Había algo de alentador en estas sabias palabras y me animó un poco.

—Si los ordinarios, por su posición y por su oficio, estarían o no mejor quedándose entre los ordinarios, en vez de ir a jugar con los distinguidos… esto me recuerda que tal vez hubiera una bandera.

—No, Joe.

—Siento que no hubiera una bandera, Pip. Si sería mejor o no, es cosa que no se puede discutir ahora sin alborotar a tu hermana, lo cual no debemos hacer de ningún modo, al menos a sabiendas. Oye, Pip, lo que te dice un amigo verdadero: Si no puedes dejar de ser ordinario, siguiendo por el camino recto, nunca lo conseguirás por los caminos torcidos. Así pues, no digas más mentiras, Pip, y vivirás bien y morirás feliz.
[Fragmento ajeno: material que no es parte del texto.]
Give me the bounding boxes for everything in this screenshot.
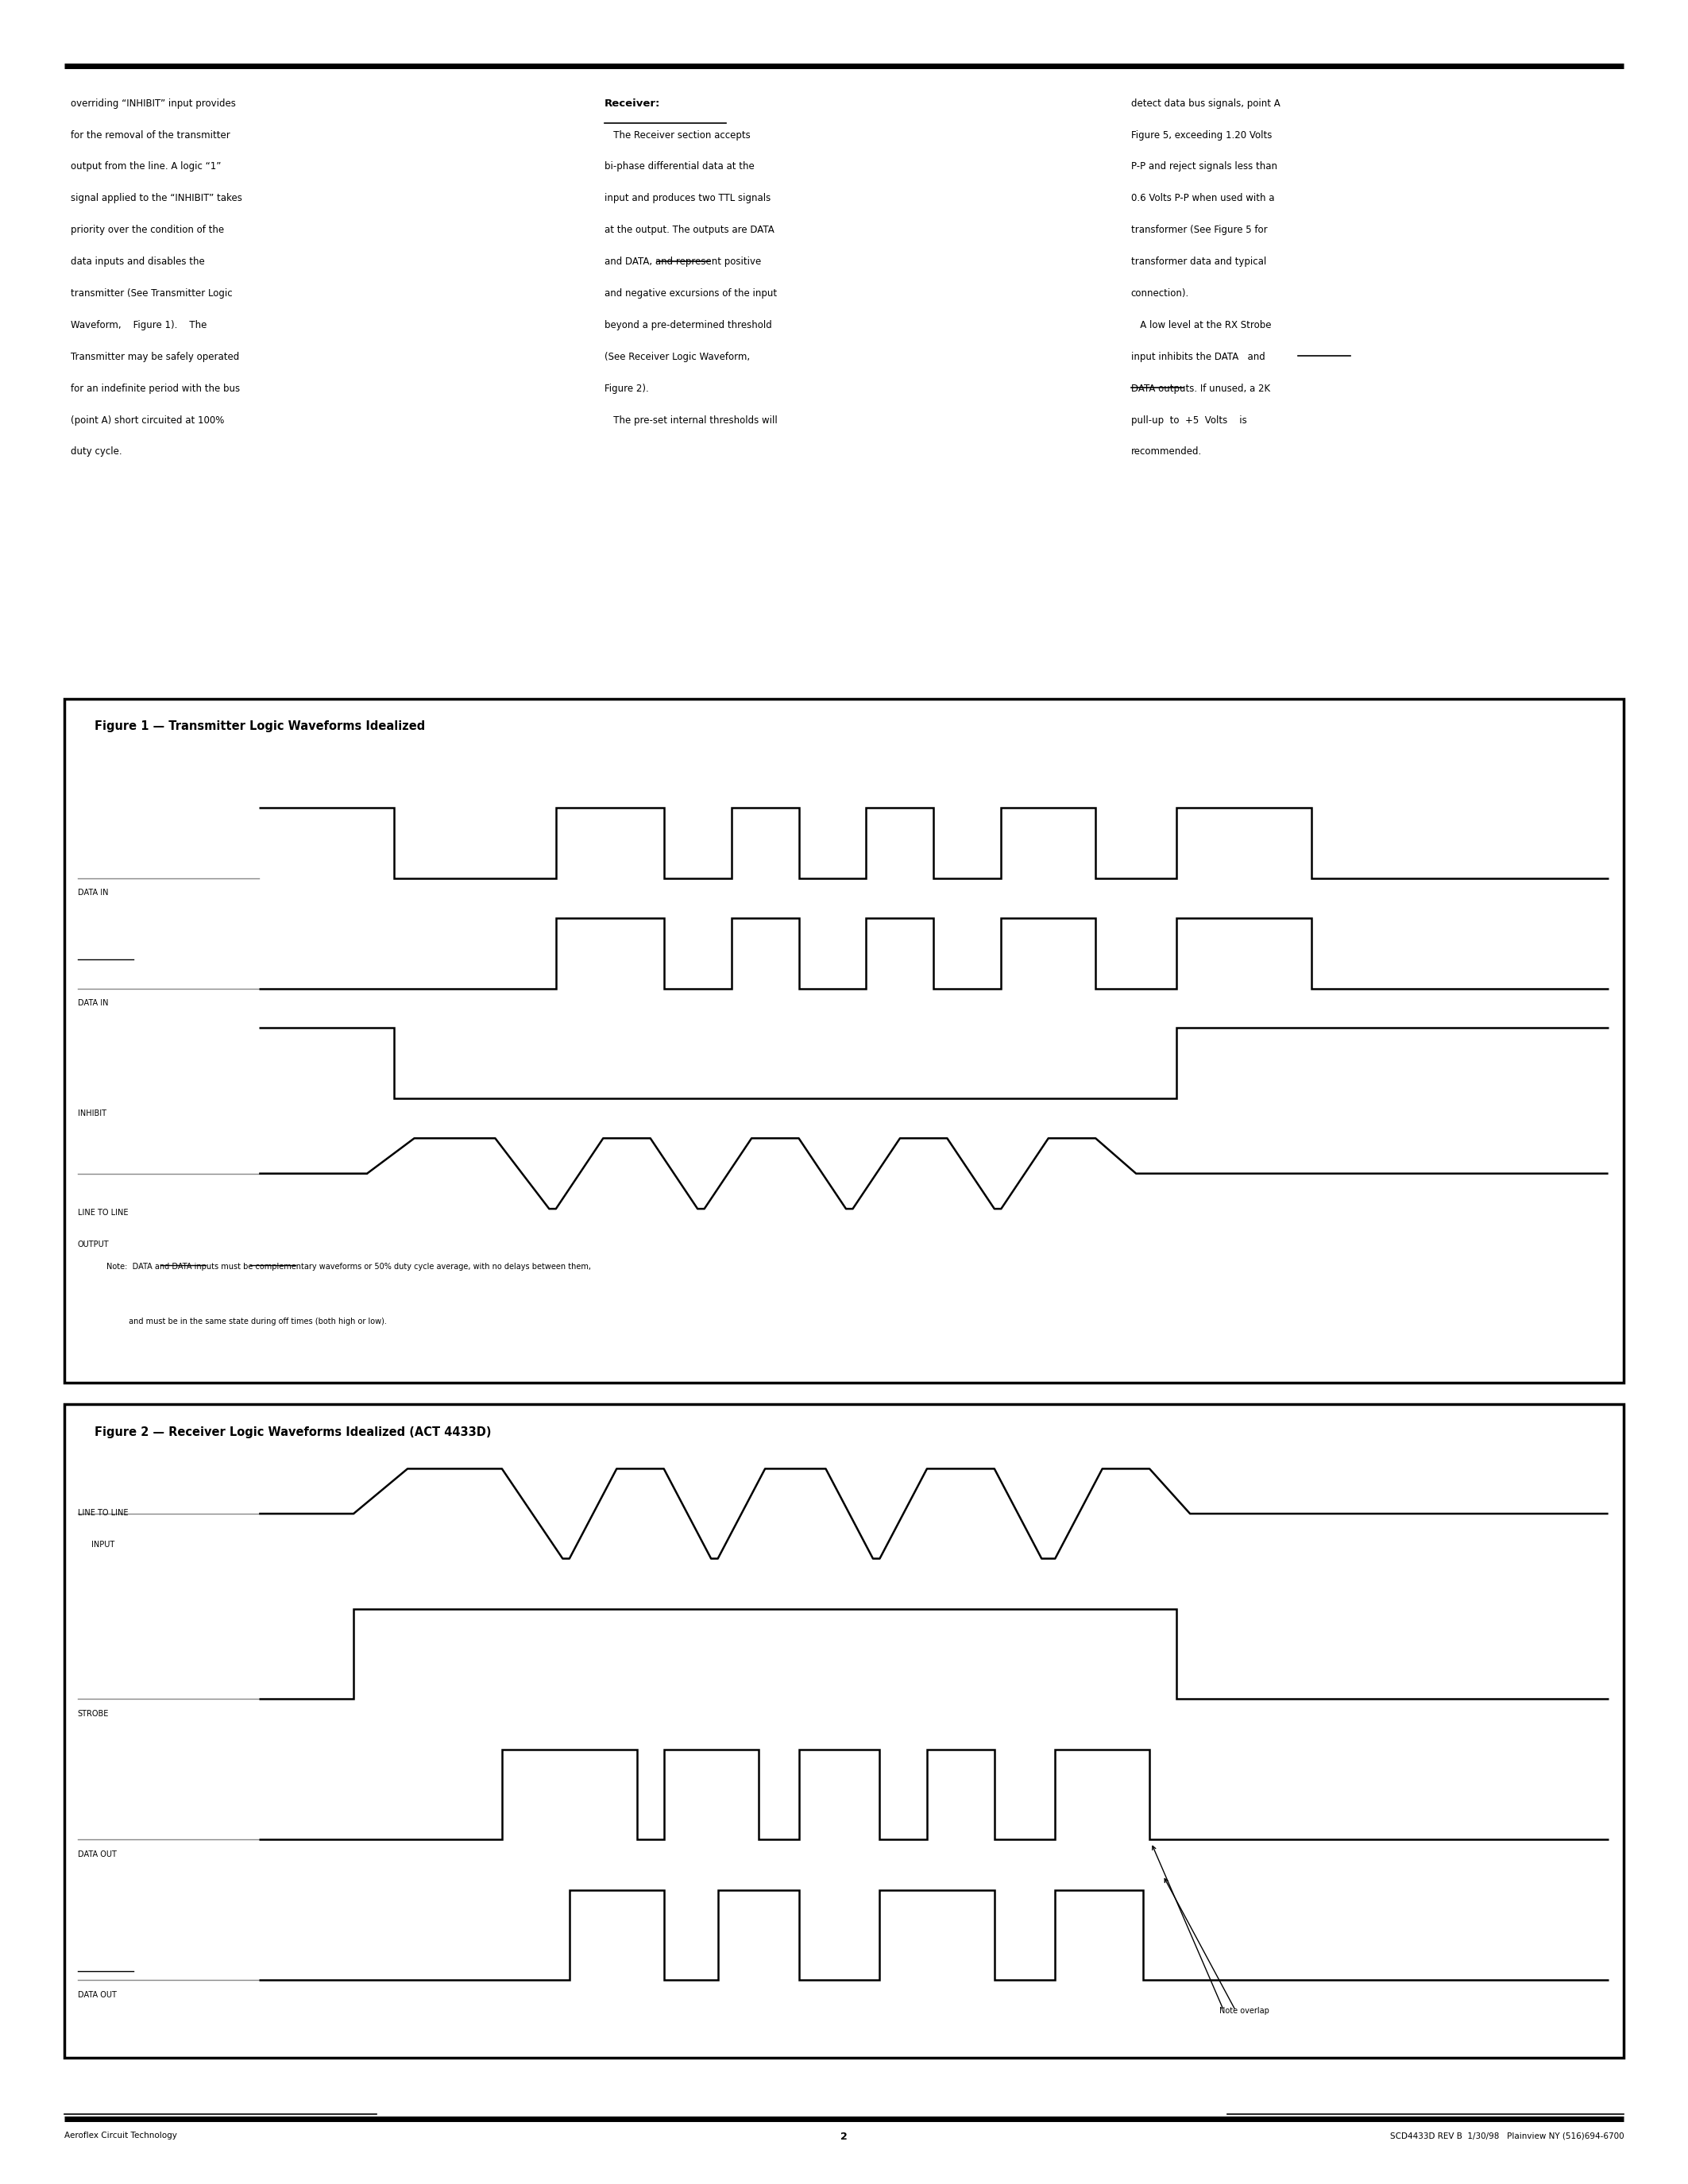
- Text: and DATA, and represent positive: and DATA, and represent positive: [604, 258, 761, 266]
- Text: Aeroflex Circuit Technology: Aeroflex Circuit Technology: [64, 2132, 177, 2140]
- Text: bi-phase differential data at the: bi-phase differential data at the: [604, 162, 755, 173]
- Text: and negative excursions of the input: and negative excursions of the input: [604, 288, 776, 299]
- Text: SCD4433D REV B  1/30/98   Plainview NY (516)694-6700: SCD4433D REV B 1/30/98 Plainview NY (516…: [1389, 2132, 1624, 2140]
- Text: duty cycle.: duty cycle.: [71, 448, 122, 456]
- Text: connection).: connection).: [1131, 288, 1188, 299]
- Text: detect data bus signals, point A: detect data bus signals, point A: [1131, 98, 1280, 109]
- Text: beyond a pre-determined threshold: beyond a pre-determined threshold: [604, 321, 771, 330]
- Text: LINE TO LINE: LINE TO LINE: [78, 1208, 128, 1216]
- Text: input and produces two TTL signals: input and produces two TTL signals: [604, 194, 770, 203]
- Text: 2: 2: [841, 2132, 847, 2143]
- Text: input inhibits the DATA   and: input inhibits the DATA and: [1131, 352, 1264, 363]
- Text: output from the line. A logic “1”: output from the line. A logic “1”: [71, 162, 221, 173]
- Text: for an indefinite period with the bus: for an indefinite period with the bus: [71, 384, 240, 393]
- Text: The pre-set internal thresholds will: The pre-set internal thresholds will: [604, 415, 776, 426]
- Text: Figure 2 — Receiver Logic Waveforms Idealized (ACT 4433D): Figure 2 — Receiver Logic Waveforms Idea…: [95, 1426, 491, 1437]
- Text: DATA IN: DATA IN: [78, 1000, 108, 1007]
- Text: transformer data and typical: transformer data and typical: [1131, 258, 1266, 266]
- Text: DATA OUT: DATA OUT: [78, 1850, 116, 1859]
- Text: for the removal of the transmitter: for the removal of the transmitter: [71, 131, 230, 140]
- Text: DATA outputs. If unused, a 2K: DATA outputs. If unused, a 2K: [1131, 384, 1269, 393]
- Text: INHIBIT: INHIBIT: [78, 1109, 106, 1118]
- Text: and must be in the same state during off times (both high or low).: and must be in the same state during off…: [106, 1317, 387, 1326]
- Text: The Receiver section accepts: The Receiver section accepts: [604, 131, 749, 140]
- Text: overriding “INHIBIT” input provides: overriding “INHIBIT” input provides: [71, 98, 236, 109]
- Text: data inputs and disables the: data inputs and disables the: [71, 258, 204, 266]
- Text: Figure 1 — Transmitter Logic Waveforms Idealized: Figure 1 — Transmitter Logic Waveforms I…: [95, 721, 425, 732]
- Text: A low level at the RX Strobe: A low level at the RX Strobe: [1131, 321, 1271, 330]
- Bar: [64, 699, 1624, 1382]
- Text: Figure 5, exceeding 1.20 Volts: Figure 5, exceeding 1.20 Volts: [1131, 131, 1271, 140]
- Text: (See Receiver Logic Waveform,: (See Receiver Logic Waveform,: [604, 352, 749, 363]
- Text: signal applied to the “INHIBIT” takes: signal applied to the “INHIBIT” takes: [71, 194, 243, 203]
- Text: Note overlap: Note overlap: [1219, 2007, 1269, 2016]
- Text: LINE TO LINE: LINE TO LINE: [78, 1509, 128, 1518]
- Text: Figure 2).: Figure 2).: [604, 384, 648, 393]
- Text: OUTPUT: OUTPUT: [78, 1241, 110, 1249]
- Text: priority over the condition of the: priority over the condition of the: [71, 225, 225, 236]
- Text: transmitter (See Transmitter Logic: transmitter (See Transmitter Logic: [71, 288, 233, 299]
- Text: at the output. The outputs are DATA: at the output. The outputs are DATA: [604, 225, 775, 236]
- Text: transformer (See Figure 5 for: transformer (See Figure 5 for: [1131, 225, 1268, 236]
- Text: STROBE: STROBE: [78, 1710, 110, 1719]
- Text: 0.6 Volts P-P when used with a: 0.6 Volts P-P when used with a: [1131, 194, 1274, 203]
- Text: DATA IN: DATA IN: [78, 889, 108, 898]
- Text: P-P and reject signals less than: P-P and reject signals less than: [1131, 162, 1278, 173]
- Text: (point A) short circuited at 100%: (point A) short circuited at 100%: [71, 415, 225, 426]
- Text: DATA OUT: DATA OUT: [78, 1992, 116, 1998]
- Text: INPUT: INPUT: [91, 1542, 115, 1548]
- Bar: [64, 1404, 1624, 2057]
- Text: pull-up  to  +5  Volts    is: pull-up to +5 Volts is: [1131, 415, 1247, 426]
- Text: recommended.: recommended.: [1131, 448, 1202, 456]
- Text: Transmitter may be safely operated: Transmitter may be safely operated: [71, 352, 240, 363]
- Text: Receiver:: Receiver:: [604, 98, 660, 109]
- Text: Waveform,    Figure 1).    The: Waveform, Figure 1). The: [71, 321, 208, 330]
- Text: Note:  DATA and DATA inputs must be complementary waveforms or 50% duty cycle av: Note: DATA and DATA inputs must be compl…: [106, 1262, 591, 1271]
—¿No estás enojado conmigo, Joe?

—No, querido. Pero teniendo en cuenta que tus mentiras han sido de un estilo, por decirlo así, asombroso y atrevido (y me refiero a lo de las chuletas de ternera y los perros que se peleaban), un amigo sincero te aconsejaría, Pip, que pensaras en ello al hacer tu examen de conciencia a la hora de acostarte. Nada más. querido. No lo vuelvas a hacer.
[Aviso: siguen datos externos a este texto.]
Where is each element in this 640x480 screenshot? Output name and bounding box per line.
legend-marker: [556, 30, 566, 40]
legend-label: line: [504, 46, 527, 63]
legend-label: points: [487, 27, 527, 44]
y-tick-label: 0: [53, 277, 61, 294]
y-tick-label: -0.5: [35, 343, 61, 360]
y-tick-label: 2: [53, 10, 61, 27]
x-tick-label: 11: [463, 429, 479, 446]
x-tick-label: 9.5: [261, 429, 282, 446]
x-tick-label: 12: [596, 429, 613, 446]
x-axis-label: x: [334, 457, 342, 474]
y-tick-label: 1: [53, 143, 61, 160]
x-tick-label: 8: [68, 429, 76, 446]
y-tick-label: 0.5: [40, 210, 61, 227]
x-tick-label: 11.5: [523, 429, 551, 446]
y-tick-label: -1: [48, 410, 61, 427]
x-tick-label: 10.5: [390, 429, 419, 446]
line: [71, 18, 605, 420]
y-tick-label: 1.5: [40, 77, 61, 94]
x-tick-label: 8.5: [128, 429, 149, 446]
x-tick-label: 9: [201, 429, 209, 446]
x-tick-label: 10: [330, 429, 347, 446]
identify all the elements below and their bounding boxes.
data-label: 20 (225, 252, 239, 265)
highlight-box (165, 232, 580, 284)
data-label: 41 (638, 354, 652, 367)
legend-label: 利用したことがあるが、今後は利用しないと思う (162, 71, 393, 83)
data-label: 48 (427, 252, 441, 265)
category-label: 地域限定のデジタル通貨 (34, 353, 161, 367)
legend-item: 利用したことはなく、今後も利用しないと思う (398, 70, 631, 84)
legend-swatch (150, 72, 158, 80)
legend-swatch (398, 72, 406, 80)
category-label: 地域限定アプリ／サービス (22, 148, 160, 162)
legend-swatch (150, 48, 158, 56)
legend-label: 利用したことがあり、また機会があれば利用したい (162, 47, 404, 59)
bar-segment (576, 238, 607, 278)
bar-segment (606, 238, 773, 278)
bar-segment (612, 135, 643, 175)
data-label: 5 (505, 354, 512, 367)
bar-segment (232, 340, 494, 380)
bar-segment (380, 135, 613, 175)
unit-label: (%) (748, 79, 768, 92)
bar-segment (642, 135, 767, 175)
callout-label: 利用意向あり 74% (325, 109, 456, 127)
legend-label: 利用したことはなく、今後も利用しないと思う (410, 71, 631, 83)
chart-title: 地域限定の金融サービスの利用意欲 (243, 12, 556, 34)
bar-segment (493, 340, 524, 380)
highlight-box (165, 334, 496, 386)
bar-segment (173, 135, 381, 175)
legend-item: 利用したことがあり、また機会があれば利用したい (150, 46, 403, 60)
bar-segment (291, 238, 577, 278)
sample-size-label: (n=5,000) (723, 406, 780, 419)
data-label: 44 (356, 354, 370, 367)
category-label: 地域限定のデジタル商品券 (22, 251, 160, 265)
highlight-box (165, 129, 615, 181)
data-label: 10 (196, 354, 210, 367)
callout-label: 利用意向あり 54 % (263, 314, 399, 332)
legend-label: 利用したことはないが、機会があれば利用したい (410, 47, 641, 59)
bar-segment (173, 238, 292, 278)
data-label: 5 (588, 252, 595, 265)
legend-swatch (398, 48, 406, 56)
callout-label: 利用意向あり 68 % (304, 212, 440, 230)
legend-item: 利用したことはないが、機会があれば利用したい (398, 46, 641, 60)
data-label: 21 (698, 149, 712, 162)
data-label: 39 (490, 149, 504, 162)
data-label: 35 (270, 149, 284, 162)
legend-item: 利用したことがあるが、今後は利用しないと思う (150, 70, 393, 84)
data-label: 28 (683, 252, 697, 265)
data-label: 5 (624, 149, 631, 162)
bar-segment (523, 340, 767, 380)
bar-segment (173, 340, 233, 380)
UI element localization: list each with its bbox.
Cuando subí a mi cuarto y recé mis oraciones, no olvidé la recomendación de Joe; y sin embargo, mi joven espíritu se hallaba en tal estado de perturbación y desagradecimiento, que durante un buen rato, después de acostarme, estuve pensando cuán ordinario hallaría Estella a Joe, un simple herrero, cuán gruesas sus botas y cuán groseras sus manos. Pensé que Joe y mi hermana estaban en aquellos momentos sentados en la cocina, y que yo me había ido a dormir viniendo de la cocina, y que la señorita Havisham y Estella nunca se sentaban en la cocina, sino que estaban muy por encima de estos hábitos vulgares. Me dormí recordando lo que «yo hacía» cuando estaba en casa de la señorita Havisham; como si hubiera estado allí tres semanas o tres meses, en vez de tres horas, y como si el recuerdo aquél fuese un recuerdo antiguo en vez de datar de ese mismo día.
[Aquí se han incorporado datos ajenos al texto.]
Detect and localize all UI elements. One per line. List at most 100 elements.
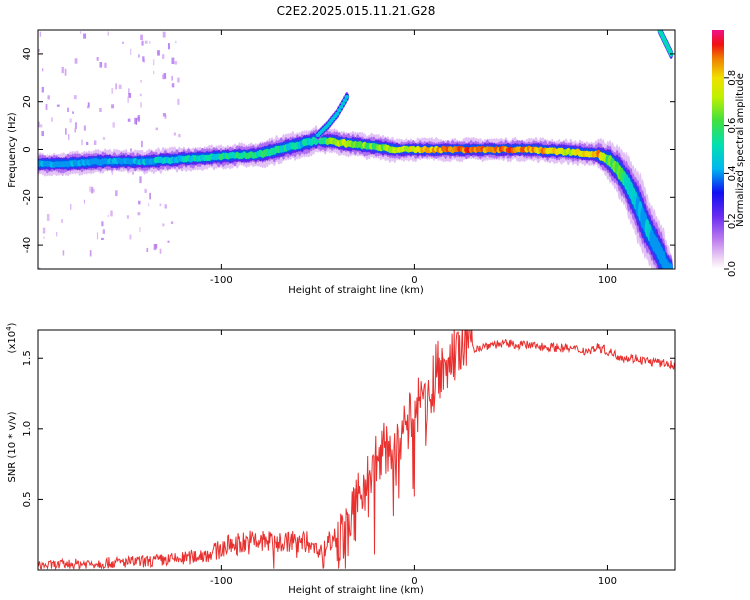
top-y-axis-label: Frequency (Hz) [7, 112, 18, 188]
noise-speck [73, 95, 77, 100]
noise-speck [101, 237, 104, 240]
noise-speck [99, 108, 102, 112]
noise-speck [101, 221, 104, 227]
noise-speck [130, 48, 132, 56]
noise-speck [149, 41, 151, 44]
noise-speck [155, 127, 158, 131]
noise-speck [167, 240, 170, 243]
noise-speck [96, 57, 99, 61]
noise-speck [42, 68, 44, 72]
spectrogram-panel: -100 0 100 -40 -20 0 20 40 Height of straight … [7, 29, 676, 296]
noise-speck [163, 74, 165, 80]
noise-speck [140, 102, 142, 108]
branch-cell [344, 94, 349, 99]
noise-speck [148, 203, 150, 207]
noise-speck [45, 103, 48, 110]
ridge-cell [668, 263, 673, 269]
top-x-tick-label: 0 [411, 275, 417, 286]
noise-speck [70, 203, 72, 210]
noise-speck [137, 212, 141, 216]
branch-cell [336, 108, 342, 113]
noise-speck [89, 186, 91, 192]
colorbar-tick-label: 0.4 [727, 165, 738, 181]
noise-speck [139, 176, 142, 184]
noise-speck [102, 229, 105, 234]
noise-speck [93, 140, 97, 145]
noise-speck [177, 98, 180, 105]
noise-speck [110, 210, 113, 217]
noise-speck [64, 68, 67, 76]
noise-speck [142, 56, 145, 62]
noise-speck [42, 227, 46, 234]
noise-speck [38, 48, 40, 52]
colorbar-tick-label: 0.6 [727, 118, 738, 134]
noise-speck [170, 221, 174, 224]
noise-speck [87, 102, 90, 107]
noise-speck [146, 248, 149, 252]
noise-speck [164, 115, 167, 119]
noise-speck [171, 76, 173, 81]
branch-cell [340, 101, 346, 106]
noise-speck [62, 172, 64, 176]
noise-speck [173, 132, 176, 136]
noise-speck [164, 204, 167, 209]
noise-speck [127, 118, 131, 122]
noise-speck [168, 43, 170, 50]
chart-title: C2E2.2025.015.11.21.G28 [277, 4, 436, 18]
y-scale-base: (x10 [7, 331, 18, 354]
noise-speck [96, 232, 99, 240]
bottom-x-tick-label: 100 [598, 576, 617, 587]
noise-speck [177, 77, 180, 83]
colorbar-tick-label: 0.2 [727, 213, 738, 229]
y-scale-exponent: 4 [5, 326, 13, 331]
noise-speck [69, 118, 72, 123]
noise-speck [139, 227, 141, 233]
noise-speck [115, 83, 117, 90]
noise-speck [99, 62, 103, 68]
bottom-y-tick-label: 1.0 [22, 421, 33, 437]
bottom-x-axis-label: Height of straight line (km) [288, 585, 424, 596]
top-y-tick-label: 40 [22, 48, 33, 61]
noise-speck [144, 40, 148, 44]
noise-speck [178, 133, 181, 138]
noise-speck [115, 190, 118, 197]
noise-speck [128, 88, 130, 95]
top-x-tick-label: -100 [210, 275, 233, 286]
noise-speck [157, 50, 160, 56]
noise-speck [118, 84, 122, 89]
noise-speck [141, 140, 143, 148]
noise-speck [122, 41, 124, 44]
noise-speck [61, 67, 64, 74]
noise-speck [47, 95, 50, 100]
noise-speck [174, 61, 178, 65]
noise-speck [153, 70, 155, 75]
noise-speck [107, 31, 109, 36]
noise-speck [154, 244, 158, 249]
noise-speck [39, 31, 42, 37]
noise-speck [46, 214, 50, 221]
top-y-tick-label: 0 [22, 146, 33, 152]
branch-cell [342, 98, 348, 103]
noise-speck [56, 104, 60, 107]
noise-speck [43, 236, 45, 239]
top-y-tick-label: -40 [22, 237, 33, 253]
top-y-tick-label: -20 [22, 189, 33, 205]
snr-panel: -100 0 100 0.5 1.0 1.5 Height of straight li… [5, 322, 676, 596]
top-x-tick-label: 100 [598, 275, 617, 286]
noise-speck [65, 128, 67, 135]
noise-speck [127, 96, 129, 103]
noise-speck [38, 121, 40, 128]
noise-speck [86, 105, 90, 109]
noise-speck [126, 215, 129, 219]
noise-speck [41, 86, 44, 93]
branch-cell [338, 105, 344, 109]
noise-speck [61, 219, 63, 223]
noise-speck [104, 62, 107, 68]
top-y-tick-label: 20 [22, 95, 33, 108]
noise-speck [131, 172, 135, 175]
noise-speck [86, 141, 89, 146]
y-scale-factor: (x104) [5, 322, 18, 353]
noise-speck [159, 203, 162, 207]
noise-speck [137, 115, 140, 122]
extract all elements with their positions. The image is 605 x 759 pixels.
Fue aquél un día memorable para mí, porque me trajo grandes cambios. Pero en todas las vidas ocurre lo mismo. Imaginad que se suprime de ellas un día determinado, y pensad cuán diferente habría sido su curso. Deteneos los que esto leéis a pensar por un momento en la larga cadena de hierro y oro, de espinas y flores, que nunca os hubiera atado de no haber sido por un primer eslabón que se formó en un día memorable.